The attack attributes assist in associating risk with an attack. An Attack Tree can include special knowledge or equipment that is needed, the time required to complete a step, and the physical and legal risks assumed by the attacker. The values in the Attack Tree could also be operational or development expenses. An Attack Tree supports design and requirement decisions. If an attack costs the perpetrator more than the benefit, that attack will most likely not occur. However, if there are easy attacks that may result in benefit, then those need a defense.

Below we can see a typical client browser attack tree:



ABUSE CASE DIAGRAMS

The relationships between the work products of a security engineering process can be hard to understand, even for persons with a strong technical background but little knowledge of security engineering. Market forces are driving software practitioners who are not security specialists to develop software that requires security features. When these practitioners develop software solutions without appropriate security-specific processes and models, they sometimes fail to produce effective solutions. Same thing happens with Smart Contract development, that is why abuse case diagrams should be used to model the security requirements of Smart Contract applications.

We will define an abuse case as a specification of a type of complete interaction between a system and one or more actors, where the results of the interaction are harmful to the system, one of the actors, or one of the stakeholders in the system.

Below we can see a simple use case diagram:


Below we can see a simple abuse case diagram with an external actor:



In the diagram above an external bad actor is manipulating the login function externally. This is a typical client browser attack e.g. the DApp application has an stored XSS and the attacker install a fake login page or the DApp does not handle correctly users private key etc. 

Below we can see another  simple abuse case diagram with an external actor:


Again in the diagram above an external bad actor is manipulating the the approve function externally. This is a typical client browser attack e.g. the DApp application has CSRF and the attacker exploits the vulnerability through a phishing attack etc. 

Below we can see a simple abuse case diagram with an internal actor:


Again in the diagram above an internal bad actor, this time, is manipulating the the approve function internally. This is an attack conducted internally from a malicious contract e.g. running a Reentrancy attack using the callback function e.t.c.

LAST WORDS

Before releasing any Smart Contract system make sure the system is pen-tested and the code is reviewed and there is in place a formal verification of the contract.

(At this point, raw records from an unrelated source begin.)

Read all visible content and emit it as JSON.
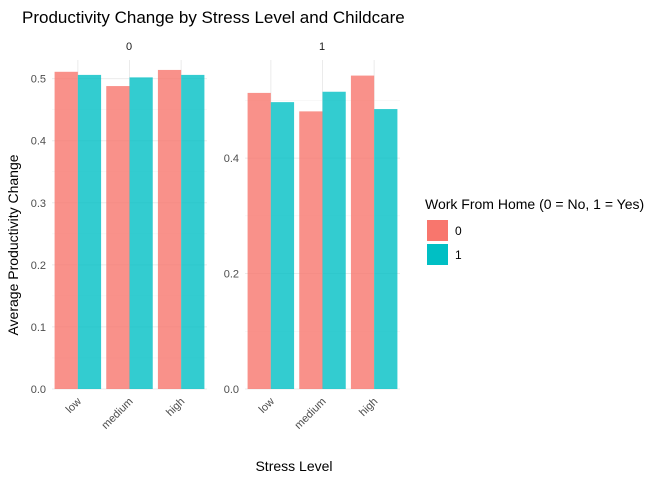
{
  "chart_data": {
    "type": "bar",
    "title": "Productivity Change by Stress Level and Childcare",
    "xlabel": "Stress Level",
    "ylabel": "Average Productivity Change",
    "categories": [
      "low",
      "medium",
      "high"
    ],
    "legend": {
      "title": "Work From Home (0 = No, 1 = Yes)",
      "position": "right",
      "entries": [
        {
          "label": "0",
          "color": "#F8766D"
        },
        {
          "label": "1",
          "color": "#00BFC4"
        }
      ]
    },
    "grid": true,
    "facets": [
      {
        "strip": "0",
        "ylim": [
          0,
          0.53
        ],
        "yticks": [
          "0.0",
          "0.1",
          "0.2",
          "0.3",
          "0.4",
          "0.5"
        ],
        "series": [
          {
            "name": "0",
            "values": [
              0.511,
              0.488,
              0.514
            ]
          },
          {
            "name": "1",
            "values": [
              0.506,
              0.502,
              0.506
            ]
          }
        ]
      },
      {
        "strip": "1",
        "ylim": [
          0,
          0.57
        ],
        "yticks": [
          "0.0",
          "0.2",
          "0.4"
        ],
        "series": [
          {
            "name": "0",
            "values": [
              0.513,
              0.481,
              0.543
            ]
          },
          {
            "name": "1",
            "values": [
              0.497,
              0.515,
              0.485
            ]
          }
        ]
      }
    ]
  }
}
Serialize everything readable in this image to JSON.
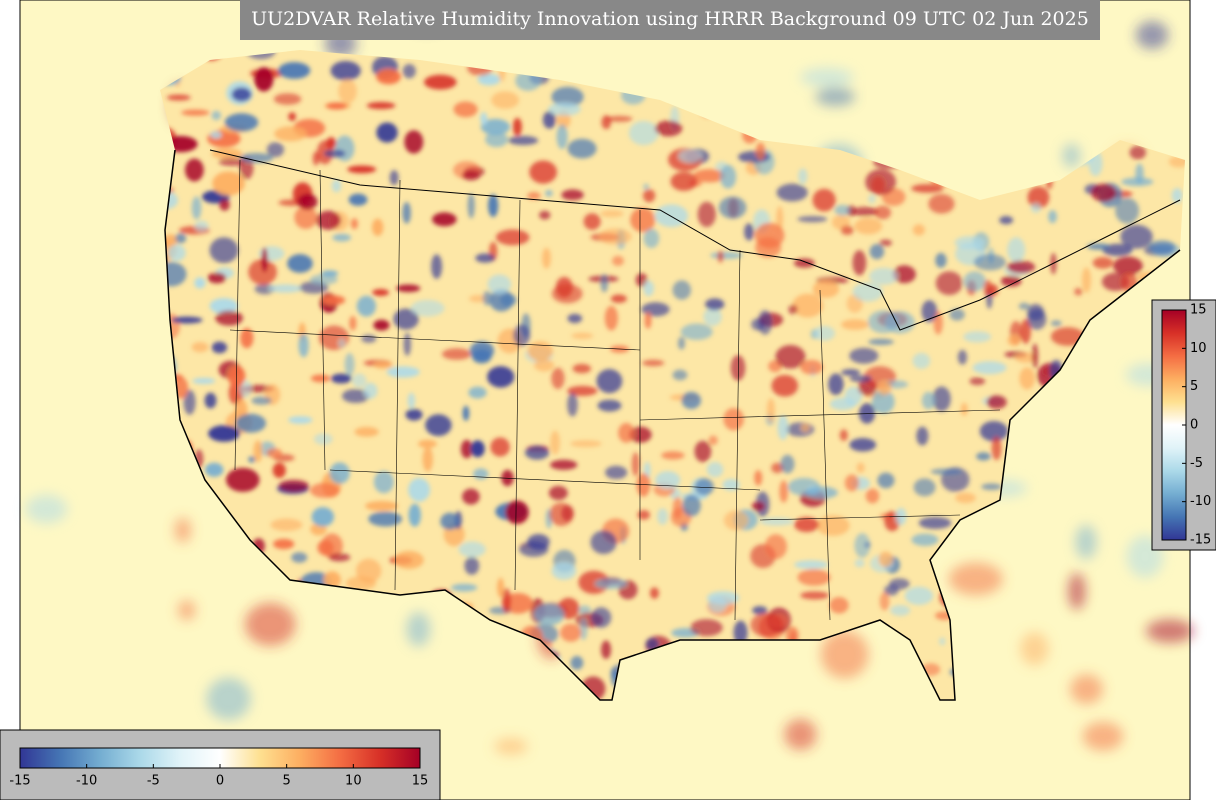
{
  "title": "UU2DVAR Relative Humidity Innovation using HRRR Background 09 UTC 02 Jun 2025",
  "colorbars": [
    {
      "orientation": "vertical",
      "lim": [
        -15,
        15
      ],
      "ticks": [
        15,
        10,
        5,
        0,
        -5,
        -10,
        -15
      ],
      "colors": [
        "#313695",
        "#4575b4",
        "#74add1",
        "#abd9e9",
        "#e0f3f8",
        "#ffffff",
        "#fee090",
        "#fdae61",
        "#f46d43",
        "#d73027",
        "#a50026"
      ]
    },
    {
      "orientation": "horizontal",
      "lim": [
        -15,
        15
      ],
      "ticks": [
        -15,
        -10,
        -5,
        0,
        5,
        10,
        15
      ],
      "colors": [
        "#313695",
        "#4575b4",
        "#74add1",
        "#abd9e9",
        "#e0f3f8",
        "#ffffff",
        "#fee090",
        "#fdae61",
        "#f46d43",
        "#d73027",
        "#a50026"
      ]
    }
  ]
}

For code reviews make sure to:
  • Use a consistent code style
  • Avoid leaving commented code
  • Avoid unused code and unnecessary inheritance 
  • Use a fixed version of the Solidity compiler 
  • Analysis of GAS usage 
For pen-test make sure to:
  • Run a normal Web App pen-test for the web component of the DApp
  • Check how the DApp is interacting with the Smart Contract
Logical flow to follow would be:



TOOLS TO USE

Below there is a list of tools we can utilize to test our Smart Contract system:
  • Mythril :- Mythril is a security analysis tool for EVM bytecode. It detects security vulnerabilities in smart contracts built for Ethereum, Hedera, Quorum, Vechain, Roostock, Tron and other EVM-compatible blockchains.
  • Solhint :- Solhint is an open source project for linting Solidity code. This project provides both Security and Style Guide validations.